My car doesn’t have a spare wheel. Do inflation kits work?

tyre inflation kits

We get a lot of questions about these. It’s because the majority of new cars don’t come with a spare wheel. Instead, they’re either equipped with a space saver spare wheel or an inflation kit. If the latter is the case, you’ll find a small pack in the boot that contains a compressor and some fluid. But are these tyre inflation kits effective? Read on to find out.

How does a tyre inflation kit work?

These usually come in two parts. There’s a compressor for pumping tyres up and mousse that comes with a nozzle adapter enabling you to inject it into the tyre through the valve.

The compressor plugs into the car’s 12v power outlet (what used to be the cigarette lighter). It will then pump mousse and air into the tyre. The air pressure forces the mousse towards the hole where the air is escaping. That forces the mousse to seal the hole and keep the air in the tyre.
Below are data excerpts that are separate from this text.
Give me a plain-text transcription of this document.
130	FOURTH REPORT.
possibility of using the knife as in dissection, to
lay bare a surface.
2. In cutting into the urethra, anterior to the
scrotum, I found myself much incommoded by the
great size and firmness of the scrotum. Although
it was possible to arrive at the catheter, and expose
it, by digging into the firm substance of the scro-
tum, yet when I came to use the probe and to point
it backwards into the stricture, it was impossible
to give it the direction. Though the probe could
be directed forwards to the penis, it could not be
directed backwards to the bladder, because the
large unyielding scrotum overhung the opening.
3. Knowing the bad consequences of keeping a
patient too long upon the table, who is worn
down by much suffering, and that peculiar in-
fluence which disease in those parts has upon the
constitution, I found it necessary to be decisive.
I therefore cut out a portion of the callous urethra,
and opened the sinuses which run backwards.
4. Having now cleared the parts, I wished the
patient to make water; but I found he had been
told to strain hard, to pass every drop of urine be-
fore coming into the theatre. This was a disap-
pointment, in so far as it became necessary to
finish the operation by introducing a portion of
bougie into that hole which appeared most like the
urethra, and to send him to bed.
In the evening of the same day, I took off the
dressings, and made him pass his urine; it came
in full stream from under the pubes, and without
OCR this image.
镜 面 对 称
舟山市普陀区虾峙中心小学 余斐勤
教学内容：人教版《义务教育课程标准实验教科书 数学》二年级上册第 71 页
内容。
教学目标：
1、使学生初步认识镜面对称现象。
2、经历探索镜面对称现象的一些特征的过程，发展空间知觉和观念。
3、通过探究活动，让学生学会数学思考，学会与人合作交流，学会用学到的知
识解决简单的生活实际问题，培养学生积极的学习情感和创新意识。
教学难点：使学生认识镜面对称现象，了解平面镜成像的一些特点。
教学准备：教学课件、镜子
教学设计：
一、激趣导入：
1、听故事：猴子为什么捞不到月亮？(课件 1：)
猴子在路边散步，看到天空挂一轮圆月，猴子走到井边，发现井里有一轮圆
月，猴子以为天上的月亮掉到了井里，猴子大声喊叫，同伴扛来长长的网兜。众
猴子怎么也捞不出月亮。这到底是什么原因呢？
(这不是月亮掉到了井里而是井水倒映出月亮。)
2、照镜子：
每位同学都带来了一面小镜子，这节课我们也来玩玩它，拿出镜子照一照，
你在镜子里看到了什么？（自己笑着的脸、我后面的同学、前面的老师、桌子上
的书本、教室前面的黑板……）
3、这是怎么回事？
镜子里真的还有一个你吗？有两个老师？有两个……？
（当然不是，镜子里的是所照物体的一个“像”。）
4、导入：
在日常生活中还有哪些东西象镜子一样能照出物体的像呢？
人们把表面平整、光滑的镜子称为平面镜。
Are tyre inflation kits any good?

That depends on the kind of puncture you’ve had. If it’s a small hole in the central tread area, say caused by a nail, then yes, an inflation kit should work. However, if you’ve hit an object and perhaps gashed the tyre’s sidewall, then an inflation kit is pretty useless. The air pressure will simply force the mousse out through the hole.

It also depends on how quickly you’ve noticed the puncture and therefore stopped. If you’ve driven some distance with low tyre pressure, the tyre may well have overheated and shredded.

All that said, in certain circumstances, inflation kits are very good. They could well get you home and mean you don’t have to change the wheel. It’s something that might appeal to anyone who isn’t confident with a jack and wheel brace. Tyre maker Continental claims that an inflation kit will be suitable in about 70% of punctures.

That said, if you’ve had a puncture in Calais, a tyre inflation kit isn’t going to get you to Cannes. What it will do is enable you to get a few miles to a garage or tyre retailer so that you can have the tyre fixed or buy a replacement for it. Continental says you can drive 125 miles after using an inflation kit.

tyre inflation kits
Some people enjoy changing tyres. Apparently

You can get aftermarket kits

If you like the sound of these, you can buy them over the counter from motor retailers. They cost anywhere between about £6 and £23. However, if you buy one from the car maker, it’s likely to be pricier.

That said, you do get what you pay for. The more money you hand over, the more high quality the kit is likely to be. It could also come with a carrying case which will ensure everything is kept together in the boot rather than flying around all over the place.

Not all kits are the same. The key ingredient is the compressor and these vary in power. The more power a compressor has, the quicker it will re-inflate the tyre. It’s also worth checking how clear the gauges are and how long the hoses are.

But they may mean you can’t repair the tyre

Sometimes punctured tyres can be repaired, depending on the position of the hole. It also depends on how much underinflated tyres have been driven without sufficient air. The more miles, the more damage that’s likely to occur to the tyre’s structure and the less likely it is a repairer will be able to work their magic. Read all about tyre repairs here.

It’s also worth remembering that the mousse used with inflation kits is by its nature sticky and fairly unpleasant stuff to deal with. Frequently fast fit operations will refuse to repair tyres because cleaning out the mousse to make the repair is too time consuming, messy and difficult.

What they’d rather do is charge you for a new tyre instead of just a repair. Then they get more money and their technician doesn’t have to get all messy. It’s a win-win – for them. What you should do is insist that the tyre can be repaired (assuming of course the damage is in the ‘minor repair area’ and the tyre can be legally fixed.)

You could always replace the inflation kit with a spare tyre

Unless it’s a specialist sportscar with no boot, or perhaps a model with two different sizes of tyre front to back, there will doubtless be a space in or under the boot for a spare wheel. And usually for around £100 you can buy a space saver spare from the manufacturer.

Most cars now have alloy wheels. And to prevent nerks nicking them for their 15-year old Corsas, car makers give them locking wheel nut keys. This means if you need to change a wheel, you’ll need a locking wheel nut key.

With an inflation kit you shouldn’t need one at the roadside. But inflation kits do only offer a very temporary repair. And you will have to get the tyre changed at some point. The good news is, most breakdown organisations and garages have tools that will remove locking wheel nuts if you can’t find your key.